There are a few rumors floating around about the invention of the handy cat door through which our beloved friends pass in and out as they please, but how far back does it go, really? Apparently for centuries, as the Exeter Cathedral in Devon county, England, is gaining attention for a 16th-century circular door hole for the resident pest control cat.
Historian and author Diane Walker told Hyperallergic that cathedral records indicated that the door in question was installed in 1376, when the space behind it was renovated and outfitted for a large astronomical clock. The clock’s mechanics were lubricated with animal fat which attracted mice down the line, and by 1598, per the records, then-Bishop of Exeter William Cotton had paid carpenters to make a hole in the door so his mouser cat could take care of the problem.
“The idea that the hole was cut to enable the bishop’s cat to catch mice in the space where the clock mechanism was located does lead to a re-think of the ‘Hickory, Dickory, Dock, the mouse ran up the clock’ nursery rhyme,” Walker told Hyperallergic.
“The story is normally illustrated with a picture of a mouse running up the outside of a long-case clock,” Walker continued. “But it makes much more sense that the idea of a mouse running up a clock would be associated with an ancient clock mechanism, such as that at Exeter Cathedral, where the original mechanisms included weightlines making an easy climb for a mouse attracted to the lubricating tallow.”
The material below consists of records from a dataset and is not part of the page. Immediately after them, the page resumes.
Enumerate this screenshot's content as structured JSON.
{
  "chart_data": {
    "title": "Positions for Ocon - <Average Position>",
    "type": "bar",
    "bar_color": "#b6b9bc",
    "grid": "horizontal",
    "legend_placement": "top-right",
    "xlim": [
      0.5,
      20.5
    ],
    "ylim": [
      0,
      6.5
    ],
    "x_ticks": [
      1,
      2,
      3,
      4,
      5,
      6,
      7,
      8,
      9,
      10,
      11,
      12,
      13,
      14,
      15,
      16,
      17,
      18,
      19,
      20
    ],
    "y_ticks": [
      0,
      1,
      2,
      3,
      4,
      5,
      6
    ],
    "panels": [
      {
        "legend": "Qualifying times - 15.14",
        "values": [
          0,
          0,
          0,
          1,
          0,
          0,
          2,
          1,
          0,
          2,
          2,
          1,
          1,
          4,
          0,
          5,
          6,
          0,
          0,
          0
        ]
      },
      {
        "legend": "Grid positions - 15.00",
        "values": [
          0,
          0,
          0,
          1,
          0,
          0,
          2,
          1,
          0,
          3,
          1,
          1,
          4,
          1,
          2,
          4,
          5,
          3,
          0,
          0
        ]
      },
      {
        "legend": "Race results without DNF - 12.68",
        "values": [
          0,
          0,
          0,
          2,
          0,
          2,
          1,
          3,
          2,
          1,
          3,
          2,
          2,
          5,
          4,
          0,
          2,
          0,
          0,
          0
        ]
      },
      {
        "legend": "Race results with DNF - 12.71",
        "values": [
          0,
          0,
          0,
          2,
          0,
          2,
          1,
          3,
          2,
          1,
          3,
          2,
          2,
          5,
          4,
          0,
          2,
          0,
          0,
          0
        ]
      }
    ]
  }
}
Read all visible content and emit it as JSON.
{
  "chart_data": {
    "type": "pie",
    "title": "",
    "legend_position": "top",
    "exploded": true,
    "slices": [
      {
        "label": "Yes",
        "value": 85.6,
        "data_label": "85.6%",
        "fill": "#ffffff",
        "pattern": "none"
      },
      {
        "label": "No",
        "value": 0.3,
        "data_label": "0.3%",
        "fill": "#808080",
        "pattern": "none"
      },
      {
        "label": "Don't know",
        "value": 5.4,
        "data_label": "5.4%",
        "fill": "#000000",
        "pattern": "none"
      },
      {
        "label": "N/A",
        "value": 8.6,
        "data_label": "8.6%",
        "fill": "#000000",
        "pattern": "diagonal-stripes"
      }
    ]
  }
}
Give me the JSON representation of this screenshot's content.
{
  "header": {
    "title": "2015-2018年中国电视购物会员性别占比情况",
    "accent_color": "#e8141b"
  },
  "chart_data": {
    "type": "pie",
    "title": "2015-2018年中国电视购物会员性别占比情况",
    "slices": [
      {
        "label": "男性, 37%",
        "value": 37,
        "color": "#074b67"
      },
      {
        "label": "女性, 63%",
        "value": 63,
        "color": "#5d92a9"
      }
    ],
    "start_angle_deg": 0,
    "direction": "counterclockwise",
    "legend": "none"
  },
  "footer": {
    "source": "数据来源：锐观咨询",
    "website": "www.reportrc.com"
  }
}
The best part of it all is that the cathedral actually had cats on the payroll throughout the 14th and 15th centuries — 13 pence a quarter, according to written records. It’s unclear how the cats received their wages, but the idea of a feline friend being sent off with a sack of pennies for its services is a darling vision for the mind’s eye. It’s been a while since cats have been a fixture at the cathedral, but every so often, a meowdel pays a visit to the door for a photoshoot for updated guide programming.
Cuteness aside, even Walker admits that while this is a very old cat door, it’s unlikely to have been the first. The 14th-century church of San Giorgio in Montemerano, Italy, has its own cat hole cut into a painted door that’s now preserved and on display. A 15th-century painting on panel of the Virgin Mary by an anonymous local painter who went by the nickname “Master of Montemerano” was reportedly adapted into a door at the church. A circular hole was cut into the bottom right side of the painted panel for pest control cats to keep mice from the sacristy, and thus, the painting was dubbed “Madonna della Gattaiola” (c. 1458), or “The Virgin of the Cat Flap.”
But humans have relied on cats for pest control long before the 15th century. Ancient Egyptians were known for pedestalizing cats and honoring deities with cat-like features. One would think that cat doors would have been folded into Ancient Egyptian architecture and design considering the cultural reverence for felines, but two Egyptologists confirmed with Hyperallergic that they haven’t come across any such invention in their research. Cairo-based professor, archaeologist, and archaeozoology expert Salima Ikram said that while cats were “definitely used for pest control,” the geography and climate of Northeast Africa meant that homes and buildings were more open-air so doors weren’t used often. And University of California, Los Angeles professor and architectural Egyptologist Willeke Wendrich told Hyperallergic that field researchers “hardly have any actual doors that have survived from antiquity.”
While Wendrich hasn’t come across cat doors in her research, it doesn’t mean that they didn’t exist. “Cats were highly appreciated in Ancient Egypt and it seems to me that the concept of a cat door is not all that hard to come up with,” she said.